A CWA life

The CWA stand. Photo Annelise Answerth
Longtime member, Kaye Kyle is credited with this year's first CWA show bags, writes Annelise Answerth.

In a cafeteria full of noisy crowds and creamed scones, Kaye Kyle smiles as she explains the ingredients of the jams.

She laughs as she speaks with her co-worker and then greets another customer, treating them like an old friend.

Kaye has been involved with the Country Women’s Association for the past 22 years, and the Royal Melbourne Show for 12. But this year she is the inspiration behind the latest achievement of the association: a CWA show bag.
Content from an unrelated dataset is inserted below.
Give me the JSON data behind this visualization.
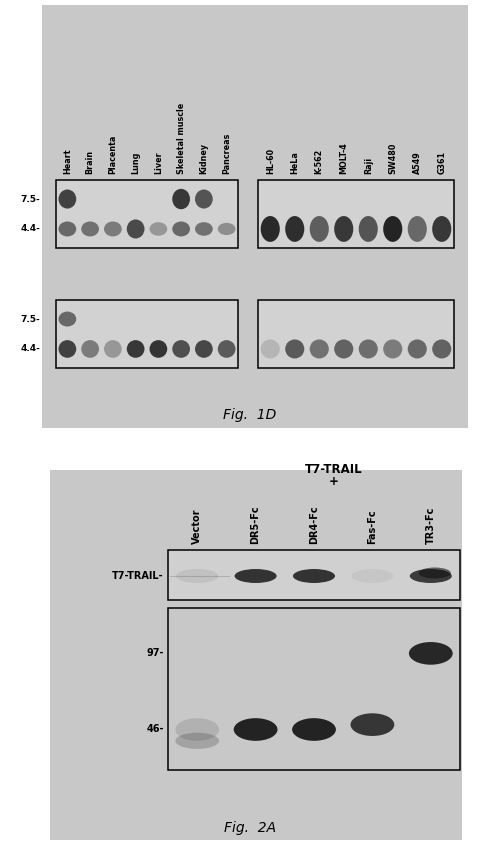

In the bags are recipe cards, scone cutters, cupcake pans, a whisk, recipe book and a cake tray – all of the essential items for the CWA’s famous scones.

“One of the nicest things is the camaraderie from the members from all over the state,”says Kaye. “You catch up with them year after year, but never see them from one year’s end to the next.”

Kaye joined the CWA after moving with her husband to Rosebud, where she was encouraged by her mother-in-law and sisters-in-law to attend their local meeting.

“I’ve been with the CWA ever since and I am the only one now that still goes,” she says. “It is a great way to meet people and become part of the community.”

Friends say Kaye is very modest. Ask her about herself and she will speak about the CWA.

For a number of years, Kaye was the CWA state treasurer. She handled the finances of the CWA, including the takings the Melbourne Show. She was also the catering chairperson, overseeing the infrastructure of the preparation and food at the show.

State President Machelle Crichton says that her experience is an asset to the association. “Her work is vital…she really understands how this whole process here works,” Machelle says.

While Royal Melbourne show bags have been around since the 1940s, Kaye is credited with this year’s introduction of the first ever CWA show bag.

“She has always had the idea of putting a show bag together and we have done it this year, so she is really happy at the moment” Machelle says. “Her dream has come to fruition.”

Kaye is also very proud of the CWA-labelled jams. “This year it is all so exciting, with our show bag and the jams that read our label,” says Kaye.

CWA teas and jams for sale. Photo Annelise Answerth
CWA teas and jams for sale. Photo Annelise Answerth

Before her involvement with the association, Kaye had never heard of the CWA or what work they did.

She’s originally from Traralgon, where she was involved with her community in other ways, such as mother groups and school councils.

She volunteered for the Citizen’s Advice Bureau and was its co-ordinator for 10 years. She also coached softball in Gippsland.

“I didn’t know much about it at all, even though there was a branch in Traralgon so I could’ve joined years before. I think it is wonderful for new people who move into new towns, it’s a good way to make friends and be a part of everything,” she says.

Due to her commitment and passion, she was awarded a Member of Honour in 2015.

This award is voted by the CWA members; recipients must receive 85 per cent of the vote to have it bestowed upon them.

Machelle says: “These are women in our organisation who have gone above and beyond what you would expect of regular members. Their commitments have been much greater and also their knowledge about the history and to do things correctly and provide the mentoring for members coming through.”

The CWA has a board of 65 members, five of them in their thirties.

“The members of Honour provide a great deal of resources to those young women…Kaye is very good at doing that,” Machelle says.

Kaye has shown strong commitment to their key object of providing better conditions for women and children.

“She has given a great deal of time and her commitment to this association…she is very passionate about it,” Machelle says.

Kaye does not mention her accolades. Instead, she talks about her hopes for the future and growth of the CWA.

“Our city membership is growing, we now have 40 branches in the city alone and our majority of our new members are young. New ones bring new ideas and it is most important to listen to them and see how the young ones think,” Kaye says.

While young women bring new knowledge, they also bring diversity within the branches throughout the country.

“In our branch our youngest would be late twenties and the eldest, 90-something and everyone gets along,” says Kaye. “It is lovely.

“Our branch is very crafty…the older ones love to teach and the younger ones love to learn.”

The CWA is Kaye’s life, and will continue to be for a long time.